Libri letti perché mi piaceva il titolo

Sono diverse le vie che ci portano a scegliere di leggere proprio quel libro rispetto ad un altro.

I lettori occasionali vanno allo sbando, sono quelli che comprano i libri all’Esselunga e capita che ci mettano più passione a tirar su i surgelati che a decidere quale sarà il prossimo best seller da aggiungere alla collezione. Quindi su di loro non c’è molto da dire.

Noi lettori seriali invece ne facciamo una grande questione: la vita è breve, i libri troppi e non possiamo sprecare tempo prezioso su una lettura inutile.

Di solito abbiamo le idee molto chiare perché con il tempo abbiamo affinato un gusto letterario che ci orienta verso le opere di un certo autore, di un certa corrente letteraria, di una casa editrice di cui ci fidiamo etc…

Eppure a volte ci capita di vagare in libreria, senza una meta precisa, senza avere la più pallida idea di quello che vogliamo leggere. Magari siamo un po’ scazzati, abbiamo appena finito il libro della vita e ci disperiamo perché il prossimo di sicuro non sarà mai all’altezza, oppure veniamo da un periodo di magra e desideriamo ritrovare lo slancio entusiastico di un tempo.

Ecco, in questi frangenti, proprio quando si è più vulnerabili, anche i più sgamati di noi si lasciano sedurre da un bel titolo intrigante. Mai sentito il nome dell’autore, la trama al massimo la leggiamo mentre aspettiamo in coda alla cassa, ma il titolo ci ha conquistato e non si torna più indietro.

Se va bene facciamo delle scoperte interessanti, altrimenti prendiamo delle gran fregature. Le mie bruciano ancora, indovinate quali sono fra queste:

1. C’era una volta l’amore ma ho dovuto ammazzarlo – E.Medina Reyes

2. Un giorno questo dolore ti sarà utile – P.Cameron

3. Accabadora – M.Murgia

4. Correndo con le forbici in mano – A.Burroughs

5. Cronaca di un disamore – I.Cotroneo

Viviana Lisanti

 

15 Commenti
  1. Lo so, sono un eggersiano, ma direi anche L’opera struggente di un formidabile genio (o Conoscerete la nostra velocità, a scelta)
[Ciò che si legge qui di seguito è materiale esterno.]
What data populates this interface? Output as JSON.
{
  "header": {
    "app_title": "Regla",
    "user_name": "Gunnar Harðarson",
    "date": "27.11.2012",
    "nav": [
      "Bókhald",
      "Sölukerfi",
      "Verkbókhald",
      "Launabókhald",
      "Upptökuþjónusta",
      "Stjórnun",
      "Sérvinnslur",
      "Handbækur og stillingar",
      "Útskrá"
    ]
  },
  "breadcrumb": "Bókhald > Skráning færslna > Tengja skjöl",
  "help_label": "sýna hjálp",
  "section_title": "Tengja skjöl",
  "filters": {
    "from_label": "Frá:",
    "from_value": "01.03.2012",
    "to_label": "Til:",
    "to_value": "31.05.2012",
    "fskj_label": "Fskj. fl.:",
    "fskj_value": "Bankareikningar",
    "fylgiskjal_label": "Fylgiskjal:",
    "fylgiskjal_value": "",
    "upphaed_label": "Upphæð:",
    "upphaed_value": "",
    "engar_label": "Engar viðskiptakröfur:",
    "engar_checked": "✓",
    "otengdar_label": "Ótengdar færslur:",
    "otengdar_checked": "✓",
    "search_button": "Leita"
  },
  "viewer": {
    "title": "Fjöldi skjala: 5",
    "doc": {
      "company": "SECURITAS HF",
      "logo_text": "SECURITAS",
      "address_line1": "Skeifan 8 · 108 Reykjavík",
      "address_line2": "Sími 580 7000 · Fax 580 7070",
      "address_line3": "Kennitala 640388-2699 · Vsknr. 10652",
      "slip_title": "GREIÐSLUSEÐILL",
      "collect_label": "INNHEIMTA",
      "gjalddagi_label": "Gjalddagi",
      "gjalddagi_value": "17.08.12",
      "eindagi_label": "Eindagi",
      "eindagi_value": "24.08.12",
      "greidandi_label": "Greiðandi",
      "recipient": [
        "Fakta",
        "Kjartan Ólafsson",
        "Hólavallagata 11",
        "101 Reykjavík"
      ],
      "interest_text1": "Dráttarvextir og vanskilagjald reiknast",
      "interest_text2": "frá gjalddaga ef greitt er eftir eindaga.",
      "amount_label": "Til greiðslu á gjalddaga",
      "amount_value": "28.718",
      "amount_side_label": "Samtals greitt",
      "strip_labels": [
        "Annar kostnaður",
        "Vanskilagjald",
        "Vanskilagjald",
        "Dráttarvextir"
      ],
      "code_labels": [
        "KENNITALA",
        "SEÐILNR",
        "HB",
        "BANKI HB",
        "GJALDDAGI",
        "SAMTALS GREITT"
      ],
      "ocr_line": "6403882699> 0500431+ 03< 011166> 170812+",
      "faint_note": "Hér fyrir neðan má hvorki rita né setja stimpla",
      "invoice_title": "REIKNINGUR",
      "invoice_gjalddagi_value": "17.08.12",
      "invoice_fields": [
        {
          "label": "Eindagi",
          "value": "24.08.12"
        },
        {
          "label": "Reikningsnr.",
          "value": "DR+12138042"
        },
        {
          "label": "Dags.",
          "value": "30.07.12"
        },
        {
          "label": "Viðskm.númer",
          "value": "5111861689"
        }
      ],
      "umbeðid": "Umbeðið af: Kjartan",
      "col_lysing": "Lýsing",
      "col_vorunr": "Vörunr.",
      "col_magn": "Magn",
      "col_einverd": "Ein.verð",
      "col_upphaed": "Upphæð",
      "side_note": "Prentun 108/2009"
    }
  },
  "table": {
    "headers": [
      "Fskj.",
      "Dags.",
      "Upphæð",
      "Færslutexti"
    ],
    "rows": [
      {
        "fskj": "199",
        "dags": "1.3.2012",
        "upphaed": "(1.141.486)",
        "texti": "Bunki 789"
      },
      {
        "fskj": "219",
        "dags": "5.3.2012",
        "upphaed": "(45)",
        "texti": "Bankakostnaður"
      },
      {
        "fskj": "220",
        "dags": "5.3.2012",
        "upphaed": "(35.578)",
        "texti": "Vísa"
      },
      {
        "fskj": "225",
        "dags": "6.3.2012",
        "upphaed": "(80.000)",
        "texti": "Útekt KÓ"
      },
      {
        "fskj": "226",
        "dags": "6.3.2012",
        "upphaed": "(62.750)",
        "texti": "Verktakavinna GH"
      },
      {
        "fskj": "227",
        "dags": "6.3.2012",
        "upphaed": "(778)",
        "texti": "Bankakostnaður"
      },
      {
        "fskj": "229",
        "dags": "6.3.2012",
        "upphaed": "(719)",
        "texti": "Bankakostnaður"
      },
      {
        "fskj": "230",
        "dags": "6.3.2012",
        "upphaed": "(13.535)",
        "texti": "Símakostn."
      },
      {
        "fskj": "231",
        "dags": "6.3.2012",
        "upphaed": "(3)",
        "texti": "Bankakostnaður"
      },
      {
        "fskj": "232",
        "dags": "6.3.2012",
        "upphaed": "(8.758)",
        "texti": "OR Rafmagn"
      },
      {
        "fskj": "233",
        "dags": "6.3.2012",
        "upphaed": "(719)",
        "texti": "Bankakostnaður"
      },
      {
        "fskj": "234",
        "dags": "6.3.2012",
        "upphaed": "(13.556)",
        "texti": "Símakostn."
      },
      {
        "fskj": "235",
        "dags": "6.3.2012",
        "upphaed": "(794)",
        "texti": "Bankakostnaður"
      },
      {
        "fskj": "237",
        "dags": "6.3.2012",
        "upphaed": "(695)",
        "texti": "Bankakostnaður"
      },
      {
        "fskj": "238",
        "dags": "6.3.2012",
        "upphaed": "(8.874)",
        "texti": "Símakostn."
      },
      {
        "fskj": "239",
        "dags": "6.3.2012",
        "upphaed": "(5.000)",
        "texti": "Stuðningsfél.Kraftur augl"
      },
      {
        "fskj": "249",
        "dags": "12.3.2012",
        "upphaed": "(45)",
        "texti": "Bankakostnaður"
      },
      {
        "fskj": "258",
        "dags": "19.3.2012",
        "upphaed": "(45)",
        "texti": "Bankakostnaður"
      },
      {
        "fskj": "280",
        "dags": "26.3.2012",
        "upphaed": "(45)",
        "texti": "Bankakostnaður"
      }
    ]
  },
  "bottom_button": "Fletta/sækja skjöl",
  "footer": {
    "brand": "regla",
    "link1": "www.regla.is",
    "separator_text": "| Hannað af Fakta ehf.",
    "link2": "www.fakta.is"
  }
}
  2. per me sono fatali le copertine, però devo dire che raramente prendo delle cantonate..

  3. ecco vedi, sia “c’era una volta l’amore ma ho dovuto ammazzarlo” che l'”opera struggente di un formidabile genio” sono stati da me comprati esclusivamente per il titolo. li ho letti, e non mi sono piaciuti.

  4. Secondo me ti ha fregata Cameron….

    Propongo invece “Se nessuno parla di cose meravigliose” di Jon McGregor che fregatura (per me) non fu 🙂

  5. adoro tutti gli scrittori da supermercato…. comprerei tutti i loro libri, indipendentemente dai titoli….

  6. io sono stata fregata da “Col corpo capisco” (infelice titolo dato a una raccolta di racconti di David Grossmann. Grave errore comprarla.

  7. I libri pubblicati dalla minimumfax, alle volte, storpiano i titoli, ma hano delle copertine coloratissime. Deliziosamente colorate. Tipo quelle di Lester Bangs o di DFW. Che, così mi riallaccio, hanno anche dei titoli deliziosi (per quanto storpiati), tipo “Guida ragionevole al frastuono più atroce” (Bangs) o “Tv, tennis, trigonometria e altre cose divertenti che non farò mai più” (Wallace).

  8. Sei rimasta fregata di sicuro da “Correndo con le forbici in mano”. Perlomeno, per me è stato una mezza fregatura.

  9. Problema opposto: non comprare i libri il cui titolo non è abbastanza attraente. Categoria peggiore, quelli che storpiano o parodizzano titoli di successo: tipo “La più grande balena morta della Lombardia”. Non lo comprerei nemmeno se la commessa della Esselunga me lo mettesse di nascosto nella busta della spesa.

  10. “Domani nella battaglia pensa a me” ecco questo libro l’ho comprato con tanto entusiasmo (come fai ad ignorare un titolo simile?) e con pari delusione l’ho finito.

  11. Brevi interviste con uomini schifosi
    Infinite jest
    Tennis, tv, trigonometria e altre cose divertenti che non farò mai più

    vabbé

  12. Si, Un giorno questo dolore ti sarà utile
    La fattoria delle magre consolazioni di Stella Gibbons e
    Il circo dell’arte e del dolore della Minervudottir.

  13. Triste, solitario y final di Osvaldo Soriano
    Una solitudine troppo rumorosa di Bohumil Hrabal.